The bryostatins (Formula A) are a family of naturally occurring macrocyclic compounds originally isolated from marine bryozoa. Currently, there are about 20 known natural bryostatins which share three six-membered rings designated A, B and C, and which differ mainly in the nature of their substituents at C7 (ORA) and C20 (RB).

The bryostatins exhibit potent activity against a broad range of human cancer cell lines and provide significant in vivo life extensions in murine xenograft tumor models. Doses that are effective in vivo are extremely low, with activities demonstrated for concentrations as low as 1 μg/kg. Among additional therapeutic responses, the bryostatins have been found to promote the normal growth of bone marrow progenitor cells, provide cellular protection against normally lethal doses of ionizing radiation, and stimulate immune system responses that result in the production of T cells, tumor necrosis factors, interleukins and interferons. Bryostatins are also effective in inducing transformation of chronic lymphocytic leukemia cells to a hairy cell type, increasing the expression of p53 while decreasing the expression of bcl-2 in inducing apoptosis in cancer cells or at least pre-disposing a cell towards apoptosis, and reversing multidrug resistance (MDR).

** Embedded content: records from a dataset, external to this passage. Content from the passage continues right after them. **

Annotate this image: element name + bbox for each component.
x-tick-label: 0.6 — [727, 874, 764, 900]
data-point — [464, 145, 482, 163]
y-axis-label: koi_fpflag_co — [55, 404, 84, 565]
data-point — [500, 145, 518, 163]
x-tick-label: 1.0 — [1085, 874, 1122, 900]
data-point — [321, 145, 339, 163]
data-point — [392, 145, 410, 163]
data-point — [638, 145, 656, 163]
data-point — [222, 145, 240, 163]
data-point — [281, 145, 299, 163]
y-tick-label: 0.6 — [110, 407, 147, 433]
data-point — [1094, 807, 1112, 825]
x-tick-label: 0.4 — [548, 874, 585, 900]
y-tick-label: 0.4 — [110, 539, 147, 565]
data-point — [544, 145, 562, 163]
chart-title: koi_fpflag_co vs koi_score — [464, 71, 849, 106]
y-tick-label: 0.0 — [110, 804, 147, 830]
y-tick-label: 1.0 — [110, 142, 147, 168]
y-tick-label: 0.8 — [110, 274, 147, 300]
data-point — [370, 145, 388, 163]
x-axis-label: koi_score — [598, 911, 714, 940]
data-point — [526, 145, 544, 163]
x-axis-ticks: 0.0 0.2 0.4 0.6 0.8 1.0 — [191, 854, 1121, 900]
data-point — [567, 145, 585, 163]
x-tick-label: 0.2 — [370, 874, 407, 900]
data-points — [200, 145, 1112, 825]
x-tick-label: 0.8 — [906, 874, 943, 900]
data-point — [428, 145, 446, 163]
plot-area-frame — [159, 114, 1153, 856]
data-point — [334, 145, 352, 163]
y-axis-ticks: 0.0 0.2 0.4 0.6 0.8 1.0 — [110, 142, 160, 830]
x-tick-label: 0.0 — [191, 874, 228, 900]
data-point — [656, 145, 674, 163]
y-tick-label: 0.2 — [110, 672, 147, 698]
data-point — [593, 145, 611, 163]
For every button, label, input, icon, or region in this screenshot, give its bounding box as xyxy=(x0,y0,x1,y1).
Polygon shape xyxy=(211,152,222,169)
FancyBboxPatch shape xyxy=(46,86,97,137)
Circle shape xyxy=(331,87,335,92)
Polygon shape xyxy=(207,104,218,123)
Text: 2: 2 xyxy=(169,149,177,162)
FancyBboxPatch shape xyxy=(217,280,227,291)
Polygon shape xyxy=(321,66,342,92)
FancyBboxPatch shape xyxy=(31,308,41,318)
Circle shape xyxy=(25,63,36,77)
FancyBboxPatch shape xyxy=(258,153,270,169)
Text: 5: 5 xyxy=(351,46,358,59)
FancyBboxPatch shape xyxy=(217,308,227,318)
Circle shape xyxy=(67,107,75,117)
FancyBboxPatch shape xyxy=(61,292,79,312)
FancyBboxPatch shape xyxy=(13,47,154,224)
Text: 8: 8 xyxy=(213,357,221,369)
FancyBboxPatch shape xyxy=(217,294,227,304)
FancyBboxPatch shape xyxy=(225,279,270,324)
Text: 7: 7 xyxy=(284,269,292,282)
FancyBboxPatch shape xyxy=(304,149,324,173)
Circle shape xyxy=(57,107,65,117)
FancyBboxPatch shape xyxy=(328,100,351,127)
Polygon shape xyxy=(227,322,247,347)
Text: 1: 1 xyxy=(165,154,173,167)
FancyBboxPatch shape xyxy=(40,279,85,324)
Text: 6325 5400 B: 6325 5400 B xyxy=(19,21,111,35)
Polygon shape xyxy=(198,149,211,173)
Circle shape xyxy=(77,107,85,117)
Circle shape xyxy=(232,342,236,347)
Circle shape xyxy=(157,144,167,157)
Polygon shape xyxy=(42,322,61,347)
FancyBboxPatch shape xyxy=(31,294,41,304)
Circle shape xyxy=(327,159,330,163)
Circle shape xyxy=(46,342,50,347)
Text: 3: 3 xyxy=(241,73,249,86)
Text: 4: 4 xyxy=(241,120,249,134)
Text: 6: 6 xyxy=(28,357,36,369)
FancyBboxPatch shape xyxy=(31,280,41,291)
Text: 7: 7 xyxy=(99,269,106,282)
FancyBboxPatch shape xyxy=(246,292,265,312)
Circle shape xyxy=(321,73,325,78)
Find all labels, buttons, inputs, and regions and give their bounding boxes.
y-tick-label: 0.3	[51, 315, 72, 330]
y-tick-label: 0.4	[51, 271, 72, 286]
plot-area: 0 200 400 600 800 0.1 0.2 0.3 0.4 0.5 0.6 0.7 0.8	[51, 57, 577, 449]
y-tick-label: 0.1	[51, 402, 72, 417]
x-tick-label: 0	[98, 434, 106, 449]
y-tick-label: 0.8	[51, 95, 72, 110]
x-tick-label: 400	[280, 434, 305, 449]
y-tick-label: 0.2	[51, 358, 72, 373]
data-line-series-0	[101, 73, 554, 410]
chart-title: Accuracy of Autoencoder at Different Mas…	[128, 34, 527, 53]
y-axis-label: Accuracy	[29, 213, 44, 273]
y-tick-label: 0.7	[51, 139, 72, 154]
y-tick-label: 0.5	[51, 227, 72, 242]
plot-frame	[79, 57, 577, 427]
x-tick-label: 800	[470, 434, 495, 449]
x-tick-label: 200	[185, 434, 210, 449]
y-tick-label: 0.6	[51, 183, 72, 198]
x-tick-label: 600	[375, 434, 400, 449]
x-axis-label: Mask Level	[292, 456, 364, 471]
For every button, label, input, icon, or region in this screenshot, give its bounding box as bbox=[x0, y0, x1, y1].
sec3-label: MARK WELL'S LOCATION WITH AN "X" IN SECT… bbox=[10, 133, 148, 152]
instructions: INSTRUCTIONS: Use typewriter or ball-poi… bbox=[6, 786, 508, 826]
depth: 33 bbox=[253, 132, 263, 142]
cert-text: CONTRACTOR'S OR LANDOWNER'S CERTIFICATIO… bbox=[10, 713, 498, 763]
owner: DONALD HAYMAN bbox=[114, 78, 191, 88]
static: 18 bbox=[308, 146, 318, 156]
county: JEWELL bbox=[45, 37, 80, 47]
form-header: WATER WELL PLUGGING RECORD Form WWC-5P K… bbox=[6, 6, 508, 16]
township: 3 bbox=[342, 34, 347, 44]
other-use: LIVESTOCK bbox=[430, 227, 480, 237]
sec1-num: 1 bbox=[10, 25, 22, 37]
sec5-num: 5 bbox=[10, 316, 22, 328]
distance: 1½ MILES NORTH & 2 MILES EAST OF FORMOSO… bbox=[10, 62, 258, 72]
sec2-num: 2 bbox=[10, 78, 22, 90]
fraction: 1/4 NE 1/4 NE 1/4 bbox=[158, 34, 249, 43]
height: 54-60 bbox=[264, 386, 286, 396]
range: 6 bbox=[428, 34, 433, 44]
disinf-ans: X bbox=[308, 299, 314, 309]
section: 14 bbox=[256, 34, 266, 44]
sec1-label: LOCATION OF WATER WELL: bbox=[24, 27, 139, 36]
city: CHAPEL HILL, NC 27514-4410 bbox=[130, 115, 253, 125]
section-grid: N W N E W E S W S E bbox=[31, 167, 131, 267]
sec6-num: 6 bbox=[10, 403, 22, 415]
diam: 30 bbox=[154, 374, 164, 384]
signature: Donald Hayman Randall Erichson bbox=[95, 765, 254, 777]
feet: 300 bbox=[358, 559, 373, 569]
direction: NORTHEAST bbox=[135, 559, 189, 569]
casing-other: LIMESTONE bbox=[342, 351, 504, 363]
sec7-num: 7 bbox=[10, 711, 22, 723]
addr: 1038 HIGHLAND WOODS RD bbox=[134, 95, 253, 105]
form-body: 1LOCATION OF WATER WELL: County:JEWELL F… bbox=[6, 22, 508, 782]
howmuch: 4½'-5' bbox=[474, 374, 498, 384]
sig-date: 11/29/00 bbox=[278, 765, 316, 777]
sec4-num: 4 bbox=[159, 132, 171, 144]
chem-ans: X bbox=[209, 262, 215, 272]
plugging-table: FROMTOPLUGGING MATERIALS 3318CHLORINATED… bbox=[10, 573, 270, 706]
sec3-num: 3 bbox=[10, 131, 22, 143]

At the molecular level, bryostatins have been shown to competitively inhibit the binding of plant-derived phorbol esters and endogenous diacyl glycerols to protein kinase C (PKC) at nanomolar to picomolar drug concentrations, and to stimulate comparable kinase activity. Unlike the phorbol esters, however, the bryostatins do not act as tumor promoters. Thus, the bryostatins appear to operate through a mode of action different from, and complementary to, the modes of action of established anticancer agents; such as cisplatin or taxol. Further, their ability to bind PKC and displace phorbol esters, thus providing complex modulatory activity against a number of PKC isoforms, indicate bryostatins' potential for use in therapeutic applications outside of oncology.
Although the bryostatins have been known for some time, their low natural abundance, difficulties in isolation and severely limited availability through total synthesis have impeded efforts to elucidate their mode of action and to advance their clinical development. It is desired to provide new, simplified, and more readily accessible analogs of the natural bryostatins for anticancer applications.